Enhanced Tax Benefits for Charitable Gifts
- $300 Deduction of Cash Contributions: Ability for an above-the-line deduction up to $300 of cash contributions to charities, regardless of whether the individual itemizes deductions.
- Changes to Limits on Charitable Contributions:
- Individuals: For those who itemize their deductions for charitable giving, the 50% of adjusted gross income limit is suspended for 2020.
- Corporations: The 10% limit on charitable contributions is increased to 25% of taxable income.
- Mortgage Relief for Homeowners: Requires the servicers of federally backed mortgages to postpone mortgage payments at the request of the borrower, provided the borrower affirms financial hardship due to COVID-19. The postponement must be granted for up to 180 days and extended for an additional period of up to 180 days at the request of the borrower.

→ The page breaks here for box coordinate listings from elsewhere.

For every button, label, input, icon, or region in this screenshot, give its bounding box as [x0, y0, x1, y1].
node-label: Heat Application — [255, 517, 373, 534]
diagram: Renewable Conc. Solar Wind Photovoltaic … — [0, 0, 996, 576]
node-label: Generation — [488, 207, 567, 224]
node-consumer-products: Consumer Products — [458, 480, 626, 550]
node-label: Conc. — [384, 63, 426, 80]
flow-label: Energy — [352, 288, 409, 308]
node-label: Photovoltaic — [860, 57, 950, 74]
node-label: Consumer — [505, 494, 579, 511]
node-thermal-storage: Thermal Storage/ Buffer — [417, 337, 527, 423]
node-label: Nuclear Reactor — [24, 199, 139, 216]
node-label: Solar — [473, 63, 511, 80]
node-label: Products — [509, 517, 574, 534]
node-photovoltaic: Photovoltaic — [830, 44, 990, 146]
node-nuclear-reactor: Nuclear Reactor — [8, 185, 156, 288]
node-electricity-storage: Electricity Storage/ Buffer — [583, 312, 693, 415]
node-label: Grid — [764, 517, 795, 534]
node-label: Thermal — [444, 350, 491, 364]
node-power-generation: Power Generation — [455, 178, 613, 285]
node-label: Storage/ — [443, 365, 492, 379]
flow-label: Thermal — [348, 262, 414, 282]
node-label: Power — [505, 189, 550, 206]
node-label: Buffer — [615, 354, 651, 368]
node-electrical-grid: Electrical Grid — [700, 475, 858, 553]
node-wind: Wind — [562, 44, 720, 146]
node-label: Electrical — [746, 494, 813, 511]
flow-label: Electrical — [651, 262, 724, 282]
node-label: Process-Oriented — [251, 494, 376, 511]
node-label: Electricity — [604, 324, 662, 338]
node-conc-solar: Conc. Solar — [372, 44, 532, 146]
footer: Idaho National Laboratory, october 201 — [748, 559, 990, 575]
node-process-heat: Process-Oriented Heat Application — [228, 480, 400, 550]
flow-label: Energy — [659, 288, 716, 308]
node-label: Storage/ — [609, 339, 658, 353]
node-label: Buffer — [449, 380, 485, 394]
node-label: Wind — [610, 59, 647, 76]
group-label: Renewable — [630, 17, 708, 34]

- Foreclosure Moratorium: Prevents the servicer of a federally backed mortgage loan to initiate any foreclosure process for at least 60 days beginning on March 18, 2020.
- Eviction Relief for Renters: For 120 days after the CARES Act date of enactment, landlords with mortgages backed by the U.S. Department of Housing and Urban Development (HUD), Fannie Mae, Freddie Mac, and other federal entities cannot pursue eviction for their tenants. Landlords also can't charge any fees or penalties related to nonpayment of rent.
- Loan Payment Suspension: Suspends payments automatically for federally held student loans through Sept. 30, 2020, with no interest accruing or penalties during the period of suspension.
- Additional Provisions: Contains a variety of other emergency-relief provisions related to education, and specifically the impact of many students being sent home mid-semester. For example, it allows universities to make payments to students who were unable to complete work-study programs.
This material is intended to be educational in nature, and not as a recommendation or substitute for individualized investment or tax related advice. Clients are encouraged to consult with their own professional advisers, including investment advisers and tax advisors before making any investment or tax related decisions.